Moraes autoriza busca contra fonte de jornalista que critica Flávio Dino

A Polícia Federal, sob a direção de Alexandre de Moraes, realiza busca e apreensão relacionada a um jornalista que denunciou Flávio Dino, gerando preocupações sobre o sigilo de fontes.

Moraes autoriza busca contra fonte de jornalista que critica Flávio Dino
O jornalista Luís Pablo denunciou suposto uso de automóveis do TJMA pela família do ministro Flávio Dino- Foto: José Cruz/Agência Brasil

Por determinação do ministro Alexandre de Moraes, do Supremo Tribunal Federal, a Polícia Federal cumpriu mandados de busca e apreensão relacionados a uma reportagem sobre o ministro Flávio Dino, resultando em preocupações por parte de associações de imprensa sobre a proteção do sigilo de fontes jornalísticas.

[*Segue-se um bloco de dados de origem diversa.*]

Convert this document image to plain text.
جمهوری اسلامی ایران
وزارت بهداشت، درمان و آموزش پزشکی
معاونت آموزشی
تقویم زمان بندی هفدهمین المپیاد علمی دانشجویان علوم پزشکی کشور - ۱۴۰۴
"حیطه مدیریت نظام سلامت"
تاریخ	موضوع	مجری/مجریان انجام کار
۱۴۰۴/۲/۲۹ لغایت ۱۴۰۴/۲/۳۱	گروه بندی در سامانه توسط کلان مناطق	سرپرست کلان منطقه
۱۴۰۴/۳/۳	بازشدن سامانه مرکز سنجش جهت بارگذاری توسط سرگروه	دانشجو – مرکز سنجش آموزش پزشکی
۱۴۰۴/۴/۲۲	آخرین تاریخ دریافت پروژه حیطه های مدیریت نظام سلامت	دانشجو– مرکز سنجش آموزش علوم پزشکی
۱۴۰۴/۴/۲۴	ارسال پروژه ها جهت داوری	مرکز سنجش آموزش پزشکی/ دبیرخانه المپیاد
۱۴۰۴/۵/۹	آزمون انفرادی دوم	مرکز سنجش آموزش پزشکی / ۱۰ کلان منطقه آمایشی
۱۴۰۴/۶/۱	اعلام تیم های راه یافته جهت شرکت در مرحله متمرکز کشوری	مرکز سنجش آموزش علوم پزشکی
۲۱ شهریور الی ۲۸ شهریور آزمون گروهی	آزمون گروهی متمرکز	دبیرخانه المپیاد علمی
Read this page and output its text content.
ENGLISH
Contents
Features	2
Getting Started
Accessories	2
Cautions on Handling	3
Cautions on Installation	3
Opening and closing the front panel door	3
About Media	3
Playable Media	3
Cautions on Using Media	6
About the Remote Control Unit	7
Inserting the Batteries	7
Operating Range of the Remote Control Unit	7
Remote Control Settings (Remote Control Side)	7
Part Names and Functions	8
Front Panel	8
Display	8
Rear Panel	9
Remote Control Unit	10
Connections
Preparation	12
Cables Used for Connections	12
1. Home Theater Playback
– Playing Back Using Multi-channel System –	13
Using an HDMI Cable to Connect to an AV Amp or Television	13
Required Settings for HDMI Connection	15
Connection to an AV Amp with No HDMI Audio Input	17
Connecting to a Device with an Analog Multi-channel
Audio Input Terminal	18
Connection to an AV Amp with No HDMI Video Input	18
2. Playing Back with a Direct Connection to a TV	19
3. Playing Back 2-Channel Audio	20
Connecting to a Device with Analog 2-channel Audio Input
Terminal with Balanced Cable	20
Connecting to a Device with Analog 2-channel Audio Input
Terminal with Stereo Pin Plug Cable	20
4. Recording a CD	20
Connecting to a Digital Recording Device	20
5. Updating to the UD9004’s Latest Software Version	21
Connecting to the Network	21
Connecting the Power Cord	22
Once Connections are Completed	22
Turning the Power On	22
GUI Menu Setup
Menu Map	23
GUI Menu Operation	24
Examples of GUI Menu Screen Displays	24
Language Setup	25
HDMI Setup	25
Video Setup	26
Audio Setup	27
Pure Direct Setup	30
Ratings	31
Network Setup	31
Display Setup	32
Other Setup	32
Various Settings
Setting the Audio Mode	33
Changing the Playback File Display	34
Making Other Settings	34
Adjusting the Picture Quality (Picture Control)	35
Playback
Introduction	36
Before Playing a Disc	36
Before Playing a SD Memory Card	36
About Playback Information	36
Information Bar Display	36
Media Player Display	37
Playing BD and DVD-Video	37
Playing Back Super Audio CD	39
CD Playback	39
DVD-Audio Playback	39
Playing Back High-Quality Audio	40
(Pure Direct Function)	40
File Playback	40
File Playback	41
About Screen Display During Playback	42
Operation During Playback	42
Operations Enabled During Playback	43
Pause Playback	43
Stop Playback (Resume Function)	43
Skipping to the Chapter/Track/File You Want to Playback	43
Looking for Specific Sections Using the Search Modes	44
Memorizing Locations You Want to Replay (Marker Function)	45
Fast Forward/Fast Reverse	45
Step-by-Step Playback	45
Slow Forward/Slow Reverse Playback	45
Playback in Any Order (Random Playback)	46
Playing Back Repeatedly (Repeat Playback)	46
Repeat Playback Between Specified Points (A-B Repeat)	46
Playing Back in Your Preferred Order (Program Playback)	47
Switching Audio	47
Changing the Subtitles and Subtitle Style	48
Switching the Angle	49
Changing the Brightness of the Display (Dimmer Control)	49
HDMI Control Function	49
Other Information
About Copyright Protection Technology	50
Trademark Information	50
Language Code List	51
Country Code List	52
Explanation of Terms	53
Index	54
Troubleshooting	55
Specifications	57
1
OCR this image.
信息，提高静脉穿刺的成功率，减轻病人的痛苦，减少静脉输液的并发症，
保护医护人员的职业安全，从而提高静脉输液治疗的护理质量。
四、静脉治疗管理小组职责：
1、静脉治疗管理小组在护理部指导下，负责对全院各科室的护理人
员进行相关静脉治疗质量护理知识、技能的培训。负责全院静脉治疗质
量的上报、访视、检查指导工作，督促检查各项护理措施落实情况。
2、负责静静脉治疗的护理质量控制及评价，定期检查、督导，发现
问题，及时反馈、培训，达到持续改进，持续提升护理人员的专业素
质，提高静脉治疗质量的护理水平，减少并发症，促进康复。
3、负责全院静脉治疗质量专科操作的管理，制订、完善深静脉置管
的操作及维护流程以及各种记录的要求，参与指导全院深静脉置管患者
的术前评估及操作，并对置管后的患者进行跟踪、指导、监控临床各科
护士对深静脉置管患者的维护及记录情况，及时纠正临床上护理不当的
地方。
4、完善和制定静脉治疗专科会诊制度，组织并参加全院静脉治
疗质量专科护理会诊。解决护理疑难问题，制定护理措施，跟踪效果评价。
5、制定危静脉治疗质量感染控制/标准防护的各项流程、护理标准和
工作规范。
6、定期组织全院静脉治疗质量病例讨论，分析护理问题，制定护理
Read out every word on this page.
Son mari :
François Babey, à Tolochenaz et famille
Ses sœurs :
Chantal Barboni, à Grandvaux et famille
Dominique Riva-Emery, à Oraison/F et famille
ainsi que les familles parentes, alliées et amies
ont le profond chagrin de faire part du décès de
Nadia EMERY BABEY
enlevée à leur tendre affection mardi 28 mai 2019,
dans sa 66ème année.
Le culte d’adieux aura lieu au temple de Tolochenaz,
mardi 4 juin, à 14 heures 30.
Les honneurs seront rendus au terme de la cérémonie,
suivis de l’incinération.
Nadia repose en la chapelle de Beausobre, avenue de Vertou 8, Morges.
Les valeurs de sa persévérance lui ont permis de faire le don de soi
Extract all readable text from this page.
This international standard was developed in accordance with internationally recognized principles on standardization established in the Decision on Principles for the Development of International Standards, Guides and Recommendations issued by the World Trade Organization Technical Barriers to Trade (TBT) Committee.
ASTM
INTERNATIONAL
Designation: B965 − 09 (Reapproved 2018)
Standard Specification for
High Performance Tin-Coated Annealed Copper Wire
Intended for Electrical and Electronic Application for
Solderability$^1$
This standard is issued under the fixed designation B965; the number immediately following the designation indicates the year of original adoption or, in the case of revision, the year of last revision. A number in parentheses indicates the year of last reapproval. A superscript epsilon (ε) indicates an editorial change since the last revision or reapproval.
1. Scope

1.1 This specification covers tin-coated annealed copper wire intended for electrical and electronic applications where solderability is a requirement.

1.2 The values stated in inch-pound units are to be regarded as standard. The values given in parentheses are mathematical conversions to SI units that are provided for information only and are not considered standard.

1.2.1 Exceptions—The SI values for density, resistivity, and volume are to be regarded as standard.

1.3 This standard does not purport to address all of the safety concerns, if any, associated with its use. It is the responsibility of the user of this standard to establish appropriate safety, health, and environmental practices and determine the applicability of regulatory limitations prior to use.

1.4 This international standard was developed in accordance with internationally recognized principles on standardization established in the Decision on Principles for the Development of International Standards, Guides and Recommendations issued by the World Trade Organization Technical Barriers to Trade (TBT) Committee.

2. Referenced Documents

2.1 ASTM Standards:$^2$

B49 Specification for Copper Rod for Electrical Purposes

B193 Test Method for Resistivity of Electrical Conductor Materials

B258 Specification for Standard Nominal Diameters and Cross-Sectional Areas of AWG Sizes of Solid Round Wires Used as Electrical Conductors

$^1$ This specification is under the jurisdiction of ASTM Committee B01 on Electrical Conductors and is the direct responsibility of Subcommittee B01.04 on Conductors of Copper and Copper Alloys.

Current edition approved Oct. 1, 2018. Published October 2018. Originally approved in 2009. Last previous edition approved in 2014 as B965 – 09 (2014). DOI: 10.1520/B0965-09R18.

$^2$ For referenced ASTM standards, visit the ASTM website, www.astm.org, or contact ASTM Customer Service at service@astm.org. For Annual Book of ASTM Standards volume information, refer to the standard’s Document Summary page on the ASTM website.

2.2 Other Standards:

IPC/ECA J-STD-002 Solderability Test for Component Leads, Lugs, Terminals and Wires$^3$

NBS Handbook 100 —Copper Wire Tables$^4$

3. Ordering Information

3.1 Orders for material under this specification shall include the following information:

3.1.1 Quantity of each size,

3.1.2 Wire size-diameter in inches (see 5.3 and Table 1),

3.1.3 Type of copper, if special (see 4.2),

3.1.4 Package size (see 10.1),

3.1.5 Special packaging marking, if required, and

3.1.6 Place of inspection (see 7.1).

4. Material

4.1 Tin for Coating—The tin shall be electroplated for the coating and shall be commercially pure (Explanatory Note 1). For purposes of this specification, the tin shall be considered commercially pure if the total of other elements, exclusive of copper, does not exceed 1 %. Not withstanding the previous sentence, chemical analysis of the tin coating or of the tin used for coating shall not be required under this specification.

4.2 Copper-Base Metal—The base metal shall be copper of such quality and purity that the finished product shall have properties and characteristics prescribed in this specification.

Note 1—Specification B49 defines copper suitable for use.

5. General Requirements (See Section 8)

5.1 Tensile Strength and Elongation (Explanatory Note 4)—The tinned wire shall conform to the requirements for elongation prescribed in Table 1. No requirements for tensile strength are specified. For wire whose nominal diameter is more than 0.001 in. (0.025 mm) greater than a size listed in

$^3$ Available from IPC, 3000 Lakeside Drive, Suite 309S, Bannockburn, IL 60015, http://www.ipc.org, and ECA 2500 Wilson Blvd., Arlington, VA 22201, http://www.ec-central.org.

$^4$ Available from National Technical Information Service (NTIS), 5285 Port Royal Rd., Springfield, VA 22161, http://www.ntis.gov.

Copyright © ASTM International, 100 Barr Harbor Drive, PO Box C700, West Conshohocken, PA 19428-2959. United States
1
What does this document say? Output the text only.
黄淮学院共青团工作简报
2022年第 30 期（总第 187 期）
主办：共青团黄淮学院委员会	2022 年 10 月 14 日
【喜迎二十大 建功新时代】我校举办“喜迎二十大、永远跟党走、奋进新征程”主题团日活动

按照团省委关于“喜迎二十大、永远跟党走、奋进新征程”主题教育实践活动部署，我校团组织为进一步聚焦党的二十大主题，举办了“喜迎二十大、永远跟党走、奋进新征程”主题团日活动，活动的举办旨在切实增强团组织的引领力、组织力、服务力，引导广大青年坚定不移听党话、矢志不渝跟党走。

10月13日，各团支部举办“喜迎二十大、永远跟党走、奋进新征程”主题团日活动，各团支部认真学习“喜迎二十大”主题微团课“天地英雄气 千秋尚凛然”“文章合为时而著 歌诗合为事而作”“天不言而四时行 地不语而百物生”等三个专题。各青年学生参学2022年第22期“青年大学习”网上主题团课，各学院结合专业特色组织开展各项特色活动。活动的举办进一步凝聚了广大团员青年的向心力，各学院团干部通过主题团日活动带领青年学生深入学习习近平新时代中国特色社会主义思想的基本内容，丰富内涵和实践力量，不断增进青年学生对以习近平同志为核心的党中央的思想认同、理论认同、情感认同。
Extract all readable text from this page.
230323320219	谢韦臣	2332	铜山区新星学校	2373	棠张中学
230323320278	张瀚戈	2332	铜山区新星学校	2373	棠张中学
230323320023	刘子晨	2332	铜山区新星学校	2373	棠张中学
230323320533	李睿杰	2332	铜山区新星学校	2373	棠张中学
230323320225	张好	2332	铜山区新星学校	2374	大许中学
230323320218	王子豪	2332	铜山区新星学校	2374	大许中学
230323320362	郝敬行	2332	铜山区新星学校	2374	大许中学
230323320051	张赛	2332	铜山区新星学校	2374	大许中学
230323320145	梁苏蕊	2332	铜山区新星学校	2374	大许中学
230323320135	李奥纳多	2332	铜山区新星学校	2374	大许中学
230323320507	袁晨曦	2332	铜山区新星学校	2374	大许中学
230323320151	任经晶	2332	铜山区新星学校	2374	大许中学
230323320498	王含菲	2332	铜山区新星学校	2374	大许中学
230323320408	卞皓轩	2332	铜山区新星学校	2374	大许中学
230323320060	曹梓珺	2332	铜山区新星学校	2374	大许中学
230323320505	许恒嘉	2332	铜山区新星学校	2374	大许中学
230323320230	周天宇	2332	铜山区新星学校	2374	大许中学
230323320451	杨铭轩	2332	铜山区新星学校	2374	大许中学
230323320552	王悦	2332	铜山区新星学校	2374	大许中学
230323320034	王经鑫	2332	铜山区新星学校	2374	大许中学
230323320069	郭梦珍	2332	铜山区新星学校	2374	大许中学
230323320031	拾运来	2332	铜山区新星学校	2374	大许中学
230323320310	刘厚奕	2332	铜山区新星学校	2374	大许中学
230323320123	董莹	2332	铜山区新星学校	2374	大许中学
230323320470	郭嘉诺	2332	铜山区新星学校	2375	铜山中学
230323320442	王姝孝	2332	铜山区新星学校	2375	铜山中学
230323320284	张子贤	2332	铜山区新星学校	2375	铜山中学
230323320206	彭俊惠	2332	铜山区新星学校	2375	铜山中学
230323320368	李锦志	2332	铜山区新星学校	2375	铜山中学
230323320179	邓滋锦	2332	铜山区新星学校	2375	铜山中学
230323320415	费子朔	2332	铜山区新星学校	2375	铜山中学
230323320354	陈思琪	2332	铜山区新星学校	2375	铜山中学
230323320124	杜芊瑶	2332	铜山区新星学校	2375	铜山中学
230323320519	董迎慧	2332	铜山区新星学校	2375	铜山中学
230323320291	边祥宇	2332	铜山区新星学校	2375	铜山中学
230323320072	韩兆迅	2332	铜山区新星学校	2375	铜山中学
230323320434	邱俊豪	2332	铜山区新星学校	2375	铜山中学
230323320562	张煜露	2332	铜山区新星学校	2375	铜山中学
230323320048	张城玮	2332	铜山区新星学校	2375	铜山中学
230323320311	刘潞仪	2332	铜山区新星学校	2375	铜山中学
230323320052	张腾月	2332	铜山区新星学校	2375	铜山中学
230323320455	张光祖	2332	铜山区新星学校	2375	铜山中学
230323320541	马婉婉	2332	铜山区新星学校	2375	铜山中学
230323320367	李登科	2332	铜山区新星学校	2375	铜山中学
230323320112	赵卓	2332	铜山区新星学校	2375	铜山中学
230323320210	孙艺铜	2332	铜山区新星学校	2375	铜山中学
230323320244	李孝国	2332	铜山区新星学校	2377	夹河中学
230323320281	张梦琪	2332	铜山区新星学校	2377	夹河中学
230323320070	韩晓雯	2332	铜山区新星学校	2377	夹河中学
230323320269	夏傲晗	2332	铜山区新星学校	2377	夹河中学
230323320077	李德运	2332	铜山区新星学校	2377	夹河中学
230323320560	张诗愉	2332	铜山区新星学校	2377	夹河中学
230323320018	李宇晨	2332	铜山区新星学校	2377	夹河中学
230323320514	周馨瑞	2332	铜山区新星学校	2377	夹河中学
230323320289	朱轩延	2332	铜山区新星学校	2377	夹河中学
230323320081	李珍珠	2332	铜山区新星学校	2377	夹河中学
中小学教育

A investigação, solicitada pela própria PF e aprovada pela Procuradoria-Geral da República (PGR), levou à apreensão de celulares, computadores e documentos em endereços de investigados, incluindo Raimundo Cutrim, ex-secretário de Segurança Pública do Maranhão.

Cutrim é apontado como a fonte do jornalista Luís Pablo, que tem sido acusado de perseguir Flávio Dino. A PF chegou até Cutrim após a apreensão, em março de 2026, de dois celulares, um notebook e um pendrive relacionados ao jornalista. O foco das investigações incluiu publicações de Luís Pablo que continham informações de uso irregular de um veículo do Tribunal de Justiça por familiares de Dino.

A defesa de Cutrim argumenta que ela ainda não teve acesso aos processos e que as operações recentes estão ligadas a denúncias do jornalista sobre o uso de veículos oficiais, cuja apuração ainda não foi realizada. Luís Pablo expressou preocupação sobre o que considera uma tentativa de criminalizar seu trabalho, destacando que sua atividade jornalística deve ser protegida pela Constituição.

Após as operações, associações de imprensa emitiram uma nota conjunta alertando sobre a violação do sigilo da fonte. Elas enfatizam que tal ação não tem respaldo constitucional e representa uma ameaça à liberdade de imprensa.

A assessoria de Flávio Dino negou as alegações sobre o uso irregular de veículos oficiais, afirmando que a proteção de sua segurança é uma prioridade.